Don’t get me wrong. It could be worse.
Back when projects took five years or more to develop, greenlights were determined on the past success of the director, stars, and genre. Such practices worked as walls to keep the underrepresented from entering the castle of creation regardless of what side of the camera they aspired to. “Comps” for the most part were a barrier to entry. Instead, favoring cultural relevancy invites a wide range of perspectives to enter the conversation.
Yet, let’s not confuse the need to have diverse stories, stars, creators and executives, with the notion that everything that ever was, deserves their own fresh take. Our creative output should continually be raising the bar in terms of whether it actually elevates or alters the cultural (or social or political) conversation in some intriguing way, and is not just stuffing the pipes with more of the same crap. But we keep picking door #2 instead.

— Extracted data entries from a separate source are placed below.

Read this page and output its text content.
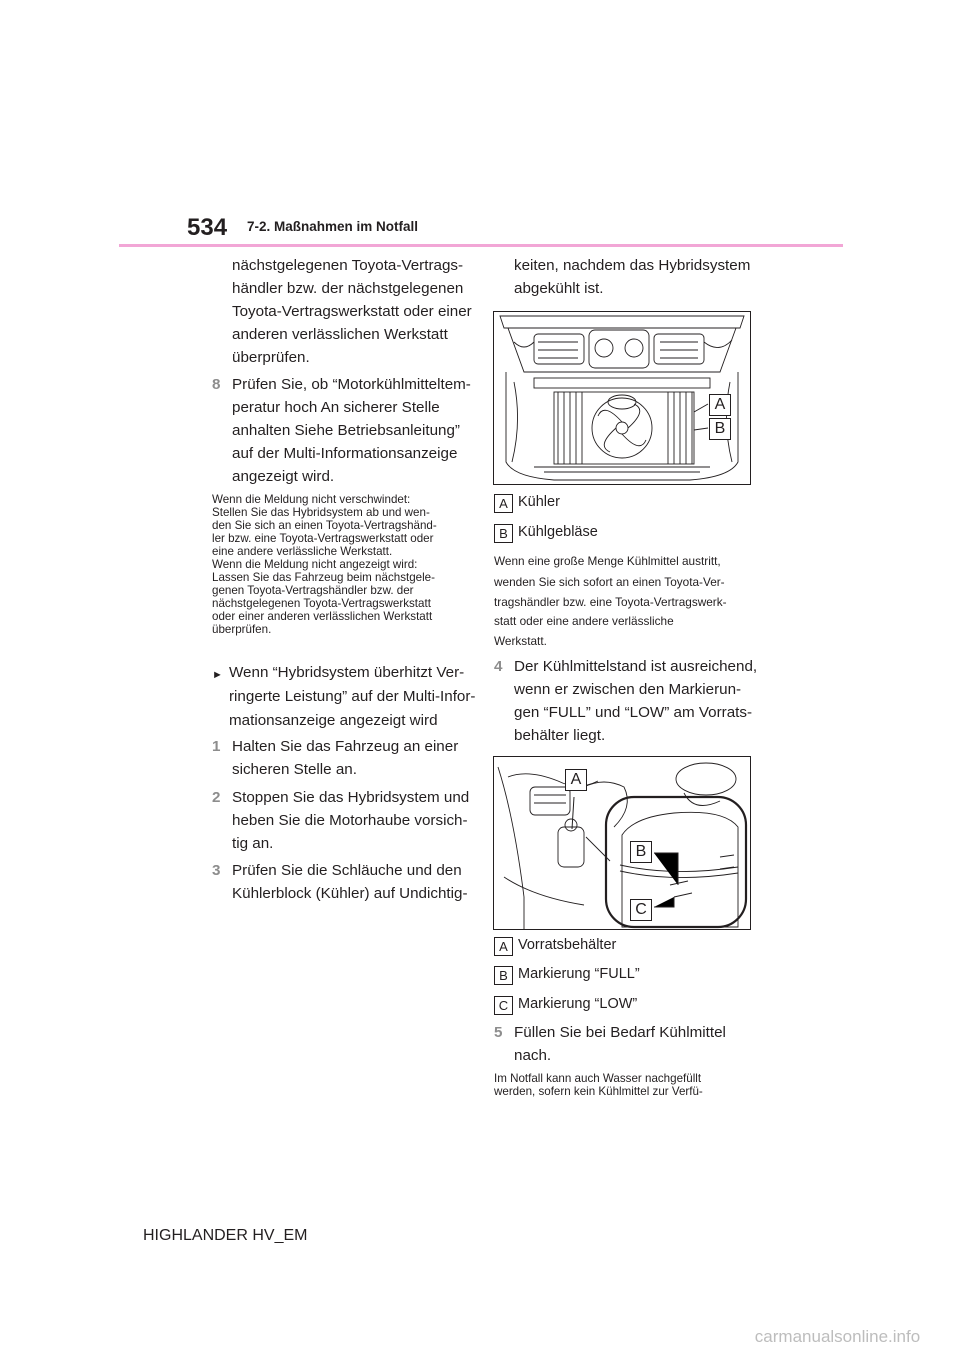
534 7-2. Maßnahmen im Notfall
nächstgelegenen Toyota-Vertrags-
händler bzw. der nächstgelegenen
Toyota-Vertragswerkstatt oder einer
anderen verlässlichen Werkstatt
überprüfen.
8 Prüfen Sie, ob “Motorkühlmitteltem-
peratur hoch An sicherer Stelle
anhalten Siehe Betriebsanleitung”
auf der Multi-Informationsanzeige
angezeigt wird.
Wenn die Meldung nicht verschwindet:
Stellen Sie das Hybridsystem ab und wen-
den Sie sich an einen Toyota-Vertragshänd-
ler bzw. eine Toyota-Vertragswerkstatt oder
eine andere verlässliche Werkstatt.
Wenn die Meldung nicht angezeigt wird:
Lassen Sie das Fahrzeug beim nächstgele-
genen Toyota-Vertragshändler bzw. der
nächstgelegenen Toyota-Vertragswerkstatt
oder einer anderen verlässlichen Werkstatt
überprüfen.
► Wenn “Hybridsystem überhitzt Ver-
ringerte Leistung” auf der Multi-Infor-
mationsanzeige angezeigt wird
1 Halten Sie das Fahrzeug an einer
sicheren Stelle an.
2 Stoppen Sie das Hybridsystem und
heben Sie die Motorhaube vorsich-
tig an.
3 Prüfen Sie die Schläuche und den
Kühlerblock (Kühler) auf Undichtig-
keiten, nachdem das Hybridsystem
abgekühlt ist.
A
B
A Kühler
B Kühlgebläse
Wenn eine große Menge Kühlmittel austritt,
wenden Sie sich sofort an einen Toyota-Ver-
tragshändler bzw. eine Toyota-Vertragswerk-
statt oder eine andere verlässliche
Werkstatt.
4 Der Kühlmittelstand ist ausreichend,
wenn er zwischen den Markierun-
gen “FULL” und “LOW” am Vorrats-
behälter liegt.
A
B
C
A Vorratsbehälter
B Markierung “FULL”
C Markierung “LOW”
5 Füllen Sie bei Bedarf Kühlmittel
nach.
Im Notfall kann auch Wasser nachgefüllt
werden, sofern kein Kühlmittel zur Verfü-
HIGHLANDER HV_EM
carmanualsonline.info
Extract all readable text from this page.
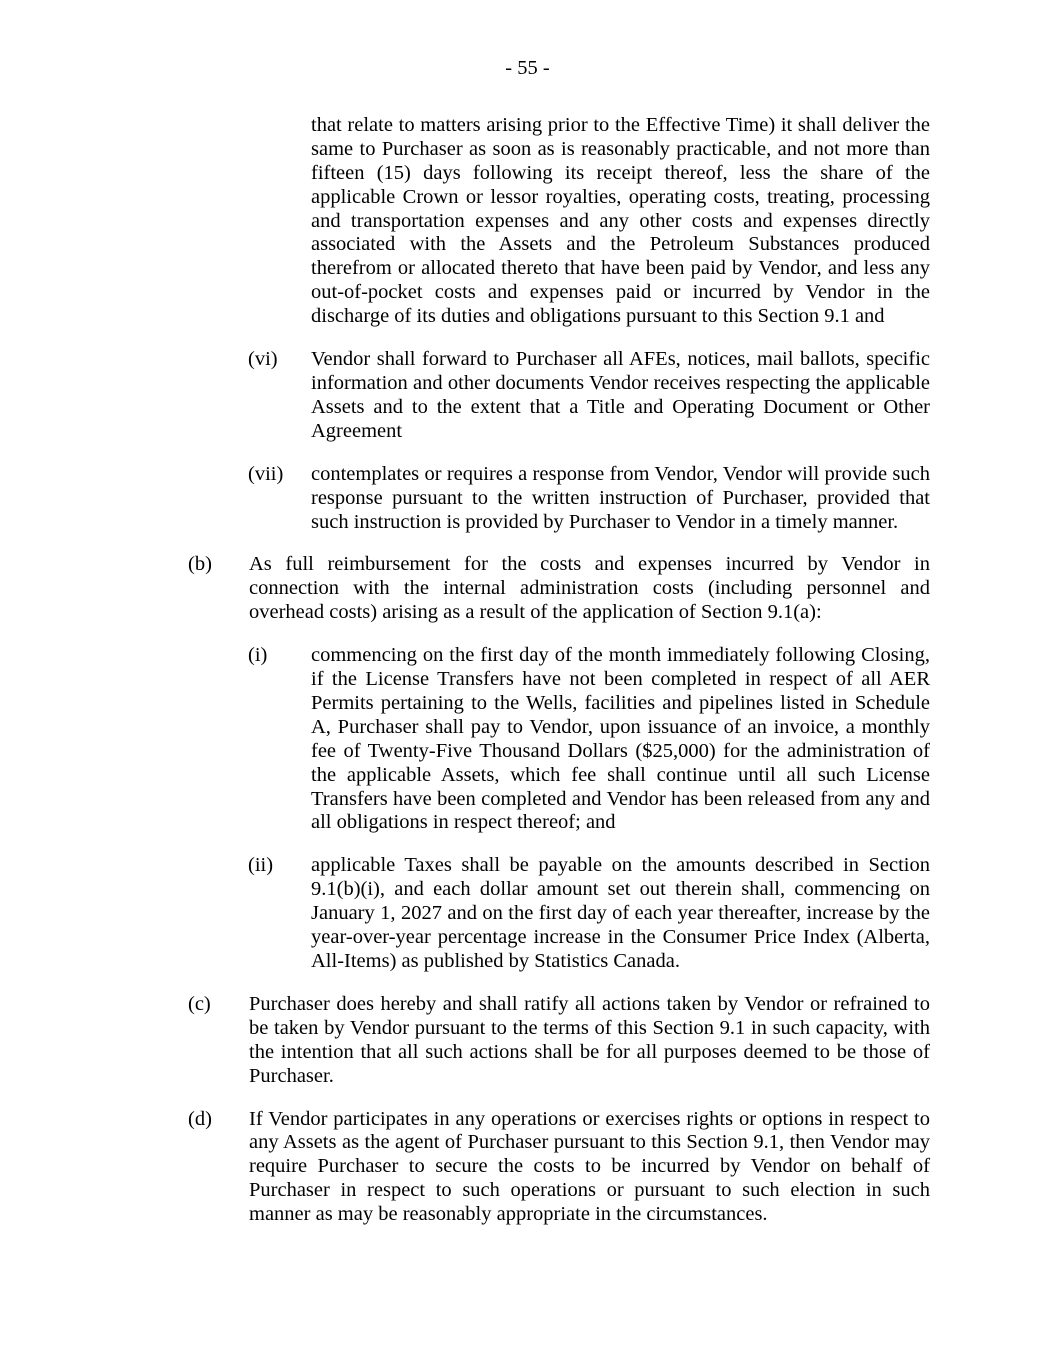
- 55 -
that relate to matters arising prior to the Effective Time) it shall deliver the same to Purchaser as soon as is reasonably practicable, and not more than fifteen (15) days following its receipt thereof, less the share of the applicable Crown or lessor royalties, operating costs, treating, processing and transportation expenses and any other costs and expenses directly associated with the Assets and the Petroleum Substances produced therefrom or allocated thereto that have been paid by Vendor, and less any out-of-pocket costs and expenses paid or incurred by Vendor in the discharge of its duties and obligations pursuant to this Section 9.1 and
(vi) Vendor shall forward to Purchaser all AFEs, notices, mail ballots, specific information and other documents Vendor receives respecting the applicable Assets and to the extent that a Title and Operating Document or Other Agreement
(vii) contemplates or requires a response from Vendor, Vendor will provide such response pursuant to the written instruction of Purchaser, provided that such instruction is provided by Purchaser to Vendor in a timely manner.
(b) As full reimbursement for the costs and expenses incurred by Vendor in connection with the internal administration costs (including personnel and overhead costs) arising as a result of the application of Section 9.1(a):
(i) commencing on the first day of the month immediately following Closing, if the License Transfers have not been completed in respect of all AER Permits pertaining to the Wells, facilities and pipelines listed in Schedule A, Purchaser shall pay to Vendor, upon issuance of an invoice, a monthly fee of Twenty-Five Thousand Dollars ($25,000) for the administration of the applicable Assets, which fee shall continue until all such License Transfers have been completed and Vendor has been released from any and all obligations in respect thereof; and
(ii) applicable Taxes shall be payable on the amounts described in Section 9.1(b)(i), and each dollar amount set out therein shall, commencing on January 1, 2027 and on the first day of each year thereafter, increase by the year-over-year percentage increase in the Consumer Price Index (Alberta, All-Items) as published by Statistics Canada.
(c) Purchaser does hereby and shall ratify all actions taken by Vendor or refrained to be taken by Vendor pursuant to the terms of this Section 9.1 in such capacity, with the intention that all such actions shall be for all purposes deemed to be those of Purchaser.
(d) If Vendor participates in any operations or exercises rights or options in respect to any Assets as the agent of Purchaser pursuant to this Section 9.1, then Vendor may require Purchaser to secure the costs to be incurred by Vendor on behalf of Purchaser in respect to such operations or pursuant to such election in such manner as may be reasonably appropriate in the circumstances.
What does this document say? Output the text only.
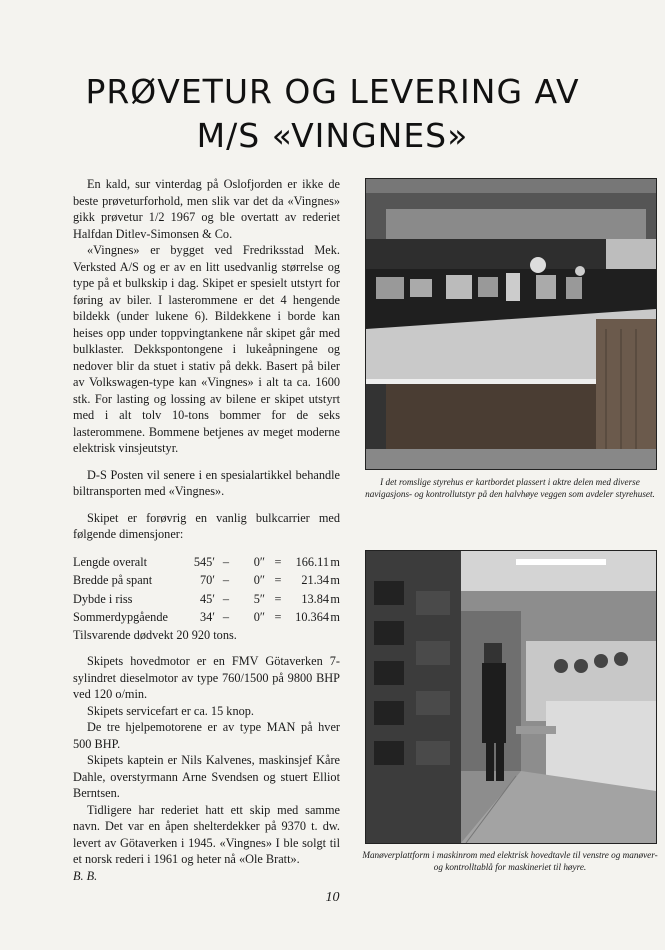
PRØVETUR OG LEVERING AV
M/S «VINGNES»

En kald, sur vinterdag på Oslofjorden er ikke de beste prøveturforhold, men slik var det da «Vingnes» gikk prøvetur 1/2 1967 og ble overtatt av rederiet Halfdan Ditlev-Simonsen & Co.

«Vingnes» er bygget ved Fredriksstad Mek. Verksted A/S og er av en litt usedvanlig størrelse og type på et bulkskip i dag. Skipet er spesielt utstyrt for føring av biler. I lasterommene er det 4 hengende bildekk (under lukene 6). Bildekkene i borde kan heises opp under toppvingtankene når skipet går med bulklaster. Dekkspontongene i lukeåpningene og nedover blir da stuet i stativ på dekk. Basert på biler av Volkswagen-type kan «Vingnes» i alt ta ca. 1600 stk. For lasting og lossing av bilene er skipet utstyrt med i alt tolv 10-tons bommer for de seks lasterommene. Bommene betjenes av meget moderne elektrisk vinsjeutstyr.

D-S Posten vil senere i en spesialartikkel behandle biltransporten med «Vingnes».

Skipet er forøvrig en vanlig bulkcarrier med følgende dimensjoner:

Lengde overalt	545′	–	0″	=	166.11	m
Bredde på spant	70′	–	0″	=	21.34	m
Dybde i riss	45′	–	5″	=	13.84	m
Sommerdypgående	34′	–	0″	=	10.364	m

Tilsvarende dødvekt 20 920 tons.

Skipets hovedmotor er en FMV Götaverken 7-sylindret dieselmotor av type 760/1500 på 9800 BHP ved 120 o/min.

Skipets servicefart er ca. 15 knop.

De tre hjelpemotorene er av type MAN på hver 500 BHP.

Skipets kaptein er Nils Kalvenes, maskinsjef Kåre Dahle, overstyrmann Arne Svendsen og stuert Elliot Berntsen.

Tidligere har rederiet hatt ett skip med samme navn. Det var en åpen shelterdekker på 9370 t. dw. levert av Götaverken i 1945. «Vingnes» I ble solgt til et norsk rederi i 1961 og heter nå «Ole Bratt».

B. B.

I det romslige styrehus er kartbordet plassert i aktre delen med diverse navigasjons- og kontrollutstyr på den halvhøye veggen som avdeler styrehuset.
Manøverplattform i maskinrom med elektrisk hovedtavle til venstre og manøver- og kontrolltablå for maskineriet til høyre.
10
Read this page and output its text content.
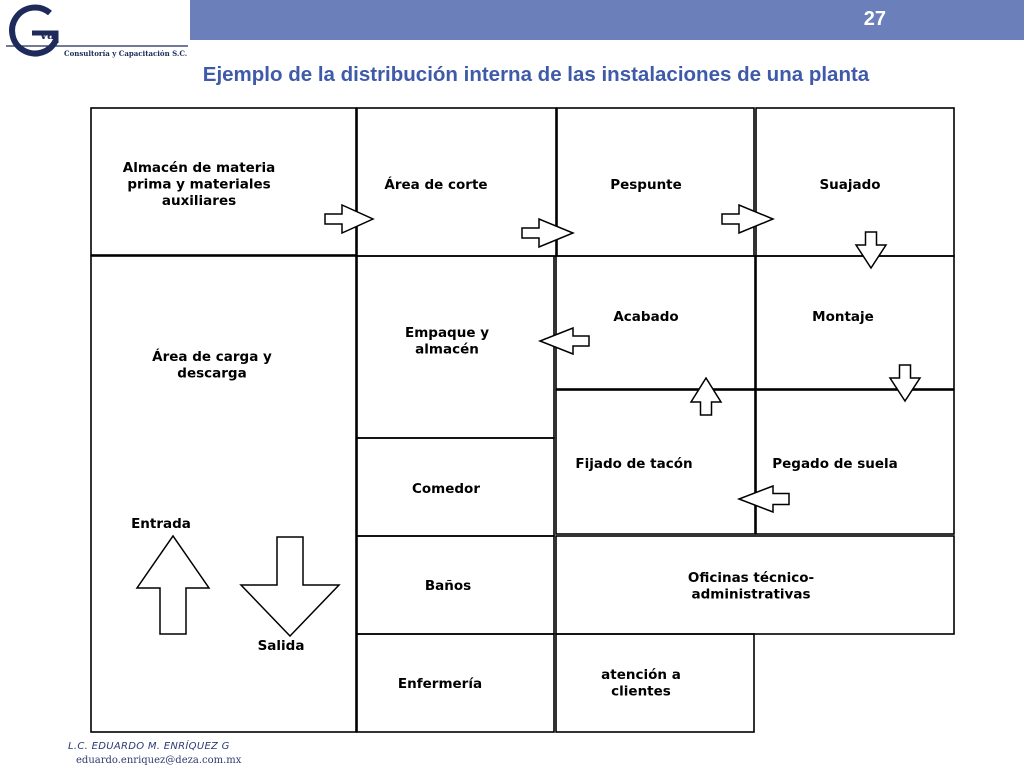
27
va
Consultoría y Capacitación S.C.
Ejemplo de la distribución interna de las instalaciones de una planta
Almacén de materia prima y materiales auxiliares
Área de corte	Pespunte	Suajado
Área de carga y descarga
Empaque y almacén
Acabado	Montaje
Fijado de tacón	Pegado de suela
Comedor
Baños	Oficinas técnico-administrativas
Enfermería
atención a clientes
Entrada
Salida
L.C. EDUARDO M. ENRÍQUEZ G
eduardo.enriquez@deza.com.mx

What we make could actually elevate the conversation on virtually every movie. And eventually will. Particularly now that we have recognized that cultural relevancy is a competitive advantage if not an outright business necessity. But let’s end this era of instantaneous cultural reproduction in its infancy please — because it could ruin things before we get started with the real work. Or are you all just dying to see the new film about Google Plus? I can’t wait. I hope they do a clothing tie-in.
Perhaps it is a symptom of what we will later recognize as part of The Great IP War. Since the global companies committed to peak content production are not going to actually invest the time & labor necessary to market what they make, the only way they see to make folks aware of the shit they are selling is to push what they already know on to them yet again. Once you’ve grabbed every remake that might be relevant to a new generation, mine the bookshelves for something that sounds familiar. Exhausted that supply too? What’s next? How about board games? Done that? Try on every crime, scam, cult, and bloodletting that happened in your lifetime or the one before that. Still hungry? Tales of enterprise or celebrity! It’s not just an app, but have you seen the movie on how it was built? You loved their song or how they looked in hip hugging bell bottoms, so you are sure to love their life story condensed to 100 minutes or perhaps six episodes. Mind if we squeeze in two more so we can increase our production fees? Thanks!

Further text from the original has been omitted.